Amylase rich pleural fluid has been documented to be black in color, prompting the consideration of diagnosis of PPF [16,19].
Diagnostic work up includes a chest radiograph followed by a CT scan to evaluate for pancreatitis and associated complications; however, the sensitivity of CT visualization is 47–63% [15]. Magnetic resonance cholangiopancreatography (MRCP) and endoscopic retrograde cholangiopancreatography (ERCP) allow for advanced visualization and therapeutic intervention respectively with sensitivity of 80% and 78% respectively [15,19]. MRI with MRCP has been found to be superior to ERCP because it provides an image of the whole pancreas as well as a possible pseudocyst.
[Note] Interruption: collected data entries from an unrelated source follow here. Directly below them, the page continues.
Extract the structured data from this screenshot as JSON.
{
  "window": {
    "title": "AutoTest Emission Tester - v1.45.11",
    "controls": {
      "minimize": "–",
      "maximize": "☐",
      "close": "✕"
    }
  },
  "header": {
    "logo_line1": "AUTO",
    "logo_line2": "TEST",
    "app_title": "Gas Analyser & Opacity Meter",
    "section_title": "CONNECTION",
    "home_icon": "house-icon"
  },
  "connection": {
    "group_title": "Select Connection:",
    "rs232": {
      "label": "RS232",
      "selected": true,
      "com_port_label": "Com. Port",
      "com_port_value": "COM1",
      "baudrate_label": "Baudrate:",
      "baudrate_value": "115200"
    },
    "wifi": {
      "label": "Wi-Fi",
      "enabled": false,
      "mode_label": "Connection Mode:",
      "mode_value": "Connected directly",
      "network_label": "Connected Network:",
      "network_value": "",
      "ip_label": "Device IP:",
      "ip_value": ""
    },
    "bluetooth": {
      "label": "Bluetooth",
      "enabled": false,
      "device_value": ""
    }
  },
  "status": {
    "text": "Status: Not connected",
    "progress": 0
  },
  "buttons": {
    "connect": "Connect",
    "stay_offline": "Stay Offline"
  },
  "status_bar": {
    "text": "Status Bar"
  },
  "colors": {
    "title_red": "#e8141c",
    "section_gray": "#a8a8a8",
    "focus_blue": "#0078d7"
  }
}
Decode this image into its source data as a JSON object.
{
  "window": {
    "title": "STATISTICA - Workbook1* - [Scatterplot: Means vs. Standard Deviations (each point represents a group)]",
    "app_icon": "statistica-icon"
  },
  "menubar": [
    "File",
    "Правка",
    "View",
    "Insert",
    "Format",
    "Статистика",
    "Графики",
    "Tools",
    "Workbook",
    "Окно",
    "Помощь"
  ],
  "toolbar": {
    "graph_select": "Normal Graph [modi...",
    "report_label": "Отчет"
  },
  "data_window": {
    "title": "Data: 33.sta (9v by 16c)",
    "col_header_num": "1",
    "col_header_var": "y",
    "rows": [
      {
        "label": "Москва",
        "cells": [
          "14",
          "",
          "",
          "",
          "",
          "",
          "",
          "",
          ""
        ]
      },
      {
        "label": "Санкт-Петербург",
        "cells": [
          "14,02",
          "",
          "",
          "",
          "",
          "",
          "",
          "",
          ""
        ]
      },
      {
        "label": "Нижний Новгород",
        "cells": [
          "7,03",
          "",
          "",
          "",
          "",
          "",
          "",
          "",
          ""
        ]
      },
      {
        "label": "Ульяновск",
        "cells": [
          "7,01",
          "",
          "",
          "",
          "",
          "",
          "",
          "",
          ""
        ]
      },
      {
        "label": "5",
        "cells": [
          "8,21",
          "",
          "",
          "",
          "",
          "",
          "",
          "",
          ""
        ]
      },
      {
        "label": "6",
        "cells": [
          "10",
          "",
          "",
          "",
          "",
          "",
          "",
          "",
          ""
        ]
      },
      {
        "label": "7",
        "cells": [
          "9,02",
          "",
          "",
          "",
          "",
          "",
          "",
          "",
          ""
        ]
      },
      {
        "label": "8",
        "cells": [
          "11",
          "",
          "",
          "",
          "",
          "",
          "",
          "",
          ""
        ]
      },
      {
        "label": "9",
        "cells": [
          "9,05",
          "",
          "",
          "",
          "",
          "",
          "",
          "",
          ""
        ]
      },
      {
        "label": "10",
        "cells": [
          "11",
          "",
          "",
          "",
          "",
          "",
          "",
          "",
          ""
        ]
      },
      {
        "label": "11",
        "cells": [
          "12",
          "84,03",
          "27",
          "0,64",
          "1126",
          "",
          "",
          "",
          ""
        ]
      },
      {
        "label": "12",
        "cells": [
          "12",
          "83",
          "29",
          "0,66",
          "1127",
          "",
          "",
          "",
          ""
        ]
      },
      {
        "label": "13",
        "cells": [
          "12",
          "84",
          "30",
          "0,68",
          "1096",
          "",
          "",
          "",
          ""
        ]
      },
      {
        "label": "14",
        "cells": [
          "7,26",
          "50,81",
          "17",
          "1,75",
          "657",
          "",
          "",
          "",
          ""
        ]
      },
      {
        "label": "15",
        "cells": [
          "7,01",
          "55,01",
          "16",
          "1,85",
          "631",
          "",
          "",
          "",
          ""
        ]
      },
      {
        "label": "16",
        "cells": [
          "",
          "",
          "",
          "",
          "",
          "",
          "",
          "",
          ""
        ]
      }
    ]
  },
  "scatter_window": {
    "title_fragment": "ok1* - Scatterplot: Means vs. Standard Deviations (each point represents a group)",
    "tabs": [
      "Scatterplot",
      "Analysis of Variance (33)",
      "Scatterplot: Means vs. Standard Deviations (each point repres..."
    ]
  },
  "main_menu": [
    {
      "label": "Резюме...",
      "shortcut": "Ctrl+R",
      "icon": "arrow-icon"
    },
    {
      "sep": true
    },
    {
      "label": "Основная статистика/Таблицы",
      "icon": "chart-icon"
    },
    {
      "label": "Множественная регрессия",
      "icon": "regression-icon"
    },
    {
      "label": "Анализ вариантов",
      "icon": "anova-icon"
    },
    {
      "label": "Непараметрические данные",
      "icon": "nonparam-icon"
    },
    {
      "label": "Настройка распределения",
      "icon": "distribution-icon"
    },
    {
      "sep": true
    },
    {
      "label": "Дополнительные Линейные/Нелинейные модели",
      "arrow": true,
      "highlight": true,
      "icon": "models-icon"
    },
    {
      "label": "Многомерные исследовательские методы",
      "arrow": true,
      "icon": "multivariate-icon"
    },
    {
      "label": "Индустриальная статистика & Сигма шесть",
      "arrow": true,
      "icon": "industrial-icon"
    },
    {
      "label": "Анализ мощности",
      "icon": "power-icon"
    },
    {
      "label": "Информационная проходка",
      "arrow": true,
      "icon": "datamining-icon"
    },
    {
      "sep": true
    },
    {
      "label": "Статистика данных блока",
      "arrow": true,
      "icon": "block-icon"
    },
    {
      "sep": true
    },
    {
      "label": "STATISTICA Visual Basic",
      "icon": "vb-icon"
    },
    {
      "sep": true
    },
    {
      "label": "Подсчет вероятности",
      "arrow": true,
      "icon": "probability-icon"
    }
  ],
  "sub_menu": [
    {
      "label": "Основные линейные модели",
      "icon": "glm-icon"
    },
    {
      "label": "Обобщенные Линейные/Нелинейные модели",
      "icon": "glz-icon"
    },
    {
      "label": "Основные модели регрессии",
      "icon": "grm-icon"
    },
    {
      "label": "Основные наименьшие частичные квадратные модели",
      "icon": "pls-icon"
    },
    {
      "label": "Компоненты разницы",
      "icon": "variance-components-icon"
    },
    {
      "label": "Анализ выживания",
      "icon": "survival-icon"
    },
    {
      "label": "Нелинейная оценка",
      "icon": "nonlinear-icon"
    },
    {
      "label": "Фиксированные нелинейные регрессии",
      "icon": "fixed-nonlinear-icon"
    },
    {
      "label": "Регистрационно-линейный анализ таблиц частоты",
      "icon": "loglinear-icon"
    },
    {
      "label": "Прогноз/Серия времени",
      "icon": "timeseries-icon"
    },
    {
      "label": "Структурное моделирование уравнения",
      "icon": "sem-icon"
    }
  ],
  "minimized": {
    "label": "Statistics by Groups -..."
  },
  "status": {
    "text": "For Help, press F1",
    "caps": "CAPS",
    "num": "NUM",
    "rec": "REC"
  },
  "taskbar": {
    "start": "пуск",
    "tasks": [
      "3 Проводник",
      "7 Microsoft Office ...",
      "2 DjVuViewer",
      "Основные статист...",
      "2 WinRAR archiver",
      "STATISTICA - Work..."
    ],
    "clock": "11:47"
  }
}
It is also able to delineate the duct of Wirsung distal to the site of obstruction.
There are no specific guidelines or approach for PF management because the data is limited. Conservative management with hemodynamic monitoring has resulted in resolution in 30-60% cases [16,20]. Conservative treatment includes complete bowel rest, total parenteral nutrition, and broad-spectrum antibiotics [16,17]. Octreotide has been used to decrease pancreatic fistula output and reduce the closing time [17]. Both therapeutic and diagnostic, thoracentesis or tube thoracostomy can measure amylase and drain symptomatic pleural effusions [18].
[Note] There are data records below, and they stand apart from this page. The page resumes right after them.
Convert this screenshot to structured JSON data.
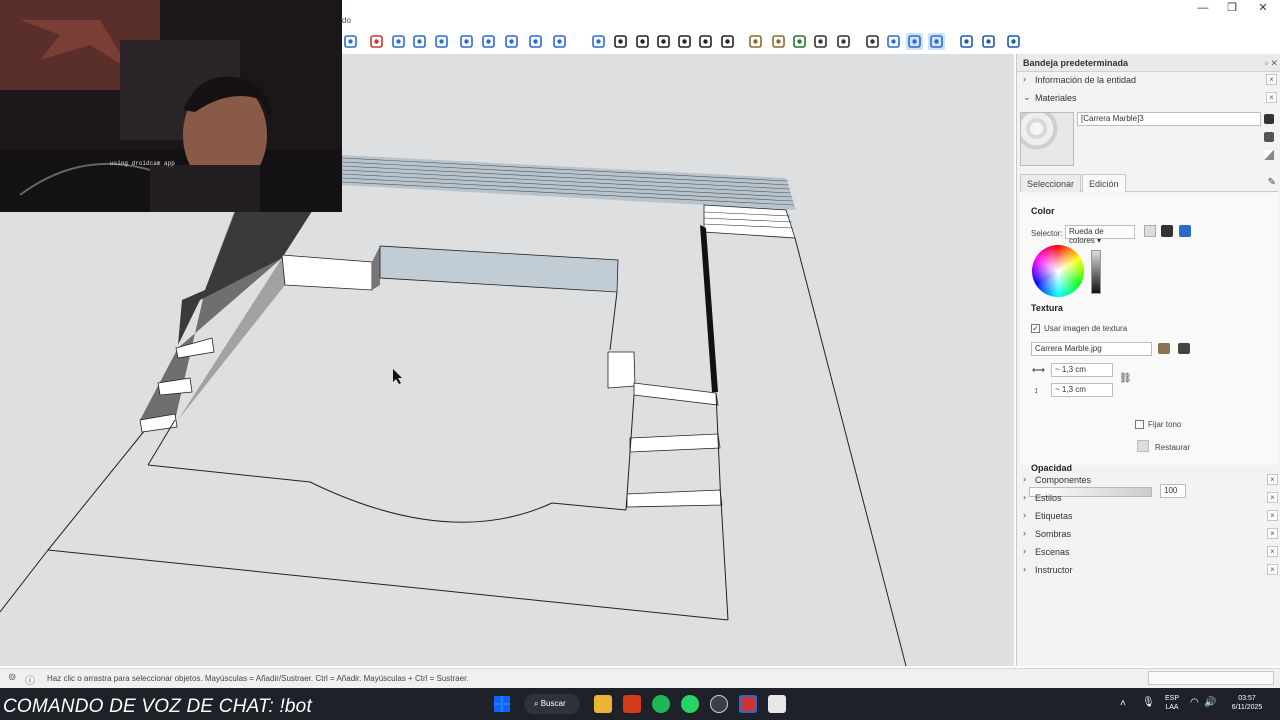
{
  "window": {
    "title_fragment": "do",
    "controls": [
      "—",
      "❐",
      "✕"
    ]
  },
  "toolbar": {
    "icons": [
      "circle-select-icon",
      "move-icon",
      "rotate-icon",
      "zoom-icon",
      "zoom-extents-icon",
      "orbit-icon",
      "section-icon",
      "layers-icon",
      "sandbox-icon",
      "user-icon",
      "iso-view-icon",
      "top-view-icon",
      "front-view-icon",
      "right-view-icon",
      "back-view-icon",
      "left-view-icon",
      "bottom-view-icon",
      "box-icon",
      "warehouse-icon",
      "paint-icon",
      "geo-icon",
      "section-cut-icon",
      "position-camera-icon",
      "walk-icon",
      "look-around-icon",
      "xray-icon",
      "sandbox-grid-icon",
      "sandbox-smoove-icon",
      "stamp-icon",
      "drape-icon",
      "add-detail-icon",
      "flip-edge-icon",
      "outliner-icon",
      "extension-icon"
    ]
  },
  "panel": {
    "title": "Bandeja predeterminada",
    "entity_info": "Información de la entidad",
    "materials": "Materiales",
    "material_name": "[Carrera Marble]3",
    "tab_select": "Seleccionar",
    "tab_edit": "Edición",
    "color_label": "Color",
    "selector_label": "Selector:",
    "selector_value": "Rueda de colores",
    "texture_label": "Textura",
    "use_texture_label": "Usar imagen de textura",
    "texture_file": "Carrera Marble.jpg",
    "width_value": "~ 1,3 cm",
    "height_value": "~ 1,3 cm",
    "fix_tone_label": "Fijar tono",
    "restore_label": "Restaurar",
    "opacity_label": "Opacidad",
    "opacity_value": "100",
    "collapsed_trays": [
      "Componentes",
      "Estilos",
      "Etiquetas",
      "Sombras",
      "Escenas",
      "Instructor"
    ]
  },
  "status": {
    "hint": "Haz clic o arrastra para seleccionar objetos. Mayúsculas = Añadir/Sustraer. Ctrl = Añadir. Mayúsculas + Ctrl = Sustraer."
  },
  "overlay": {
    "chat_command": "COMANDO DE VOZ DE CHAT: !bot",
    "webcam_caption": "using droidcam app"
  },
  "taskbar": {
    "search_label": "Buscar",
    "language": "ESP",
    "region": "LAA",
    "time": "03:57",
    "date": "6/11/2025"
  },
  "colors": {
    "viewport_bg": "#dedfe0",
    "wall_blue": "#c2ccd4",
    "taskbar_bg": "#1f2128",
    "active_tool_bg": "#cde4f7"
  }
}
Medical management is usually with octreotide alone used at an initial dosage of 50 mcg TDS increasing to 250 mcg TDS. A long course of treatment for about 2 to 3 weeks is usually required and there is a low success rate of between 30 and 65% as well as needing a longer hospital stay. It is mostly useful in patients without any ductal disruption or obstruction [22]. In the setting of failed medical management or stricture, an ERCP with stent placement or sphincterotomy is warranted [15,16,17,20].
ERCP can identify the presence of a ductal stricture and the site of ductal disruption. Pancreatic stent placement provides a low resistance path for the flow of pancreatic secretions and allows mechanical closure of the site of the fistula. The duration of therapy and success rate is highly variable. A strategy of repeated ERCP every 6-8 weeks to assess fistula closure has been used by some authors [23]. Conservative management can be successful in patients with pancreatic ductal single stricture with just pancreatic stent placement, whereas patients of multiple strictures, complete duct disruption, large cysts or impacted ductal calculi are managed with surgery.
Due to inflammatory reaction around pancreas, retroperitoneal space, large vessels and surrounding organs, surgical interventions can result in severe complications including death.
In the early stage of diagnosis, it is advisable to minimize the initial surgery and total excision of the fistula may not be initially possible. The first intervention may involve drainage followed by staged surgeries when the acute inflammation resolves.
Goals of management are to restore normal anatomy and decreasing pancreatic secretions leakage, which often requires definitive surgical treatment [15,17,18,20].
Successful medical conservative management can provide resolution of fistula in 30-60% with a 15% risk of recurrence. Recommended duration of continuing conservative management is 2-3 weeks [21]. Endoscopic therapy with stent placement in the pancreatic duct is used to restore ductal anatomic continuity; it is used in cases of disruption of the pancreatic duct in the body and distal stenosis to the disruption site [21].
Conclusion
A pancreatico-pleural fistula is a rare complication and a challenging diagnosis in patients with chronic pancreatitis and requires thorough evaluation in patients presenting with recurrent respiratory symptoms in the background of pancreatitis. Significantly raised pleural fluid amylase levels with MRCP to delineate the pancreatic ductal anatomy are useful in making the diagnosis and deciding the further management. Conservative medical management by somatostatin analogues and endoscopic stenting have a low success rate and surgical intervention often offers the best chance of cure.